Hackerangriff auf Bundestag: Russland weist Vorwurf der Beteiligung zurück
Deutsche Behörden machten jüngst russische Geheimdienste für den Hackerangriff auf den Bundestag im Jahr 2015 verantwortlich. Die russische Botschaft in Berlin weist die Vorwürfe nun in einer Erklärung zurück und wirft der Bundesregierung vor, mit zweierlei Maß zu messen.

Die russische Botschaft in Berlin hat Vorwürfe zurückgewiesen, wonach ein russischer Geheimdienst für den bisher größten Hackerangriff auf den Bundestag vor fünf Jahren verantwortlich ist. Dies sei eine "abgedroschene Geschichte", heißt es in einer Stellungnahme der Botschaft, die der Deutschen Presse-Agentur vorliegt.

Darin wird der deutschen Seite vorgeworfen, eine Kooperation zur Aufklärung des Falls zu verweigern:

Als sich die russische Seite bereit erklärte, Fragen, die unsere deutschen Partner umtreiben, über die zuständigen Dienste zu erörtern und mögliche Hinweise zu prüfen, wurde das Thema für Berlin uninteressant.

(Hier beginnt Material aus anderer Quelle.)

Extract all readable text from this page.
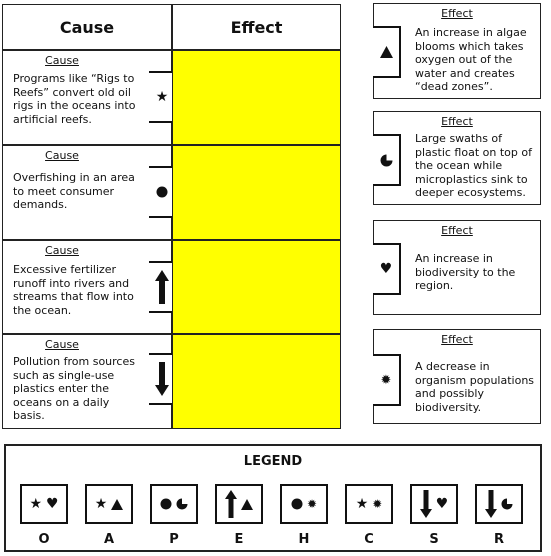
Cause	Effect
Cause
Programs like “Rigs to Reefs” convert old oil rigs in the oceans into artificial reefs.
★
Cause
Overfishing in an area to meet consumer demands.
Cause
Excessive fertilizer runoff into rivers and streams that flow into the ocean.
Cause
Pollution from sources such as single-use plastics enter the oceans on a daily basis.
Effect
An increase in algae blooms which takes oxygen out of the water and creates “dead zones”.
Effect
Large swaths of plastic float on top of the ocean while microplastics sink to deeper ecosystems.
Effect
An increase in biodiversity to the region.
♥
Effect
A decrease in organism populations and possibly biodiversity.
✹
LEGEND
★ ♥
O
★
A	P	E
✹
H
★ ✹
C
♥
S	R
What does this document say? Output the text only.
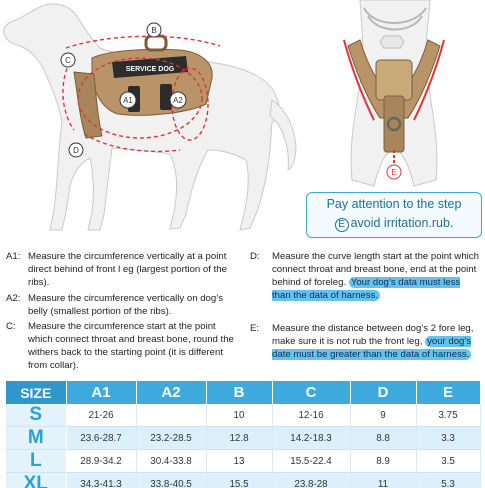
SERVICE DOG
B
C
A1	A2
D
E
Pay attention to the step
E avoid irritation.rub.
A1: Measure the circumference vertically at a point direct behind of front l eg (largest portion of the ribs).
A2: Measure the circumference vertically on dog’s belly (smallest portion of the ribs).
C: Measure the circumference start at the point which connect throat and breast bone, round the withers back to the starting point (it is different from collar).
D: Measure the curve length start at the point which connect throat and breast bone, end at the point behind of foreleg. Your dog’s data must less than the data of harness.
E: Measure the distance between dog’s 2 fore leg, make sure it is not rub the front leg, your dog’s date must be greater than the data of harness.
SIZE	A1	A2	B	C	D	E
S	21-26		10	12-16	9	3.75
M	23.6-28.7	23.2-28.5	12.8	14.2-18.3	8.8	3.3
L	28.9-34.2	30.4-33.8	13	15.5-22.4	8.9	3.5
XL	34.3-41.3	33.8-40.5	15.5	23.8-28	11	5.3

Die bisher größte Cyber-Attacke gegen den Bundestag war im Mai 2015 bekannt geworden. Rechner in zahlreichen Abgeordnetenbüros waren mit Spionagesoftware infiziert worden, darunter auch Computer im Bundestagsbüro von Kanzlerin Angela Merkel. Der Angriff führte dazu, dass das IT-System des Parlaments generalüberholt werden musste. Bei der Attacke sollen insgesamt 16 Gigabyte an Daten erbeutet worden sein, darunter Tausende E-Mails von Parlamentsabgeordneten.

Nach übereinstimmenden Berichten mehrerer Medien macht der Generalbundesanwalt nun den russischen Militärgeheimdienst GRU verantwortlich. Die Karlsruher Ermittlungsbehörde hat demnach einen internationalen Haftbefehl gegen einen jungen russischen Hacker erwirkt – nach jahrelangen Ermittlungen des Bundeskriminalamts. Ihm werde geheimdienstliche Agententätigkeit und das Ausspähen von Daten vorgeworfen. Der Mann werde in Russland vermutet. 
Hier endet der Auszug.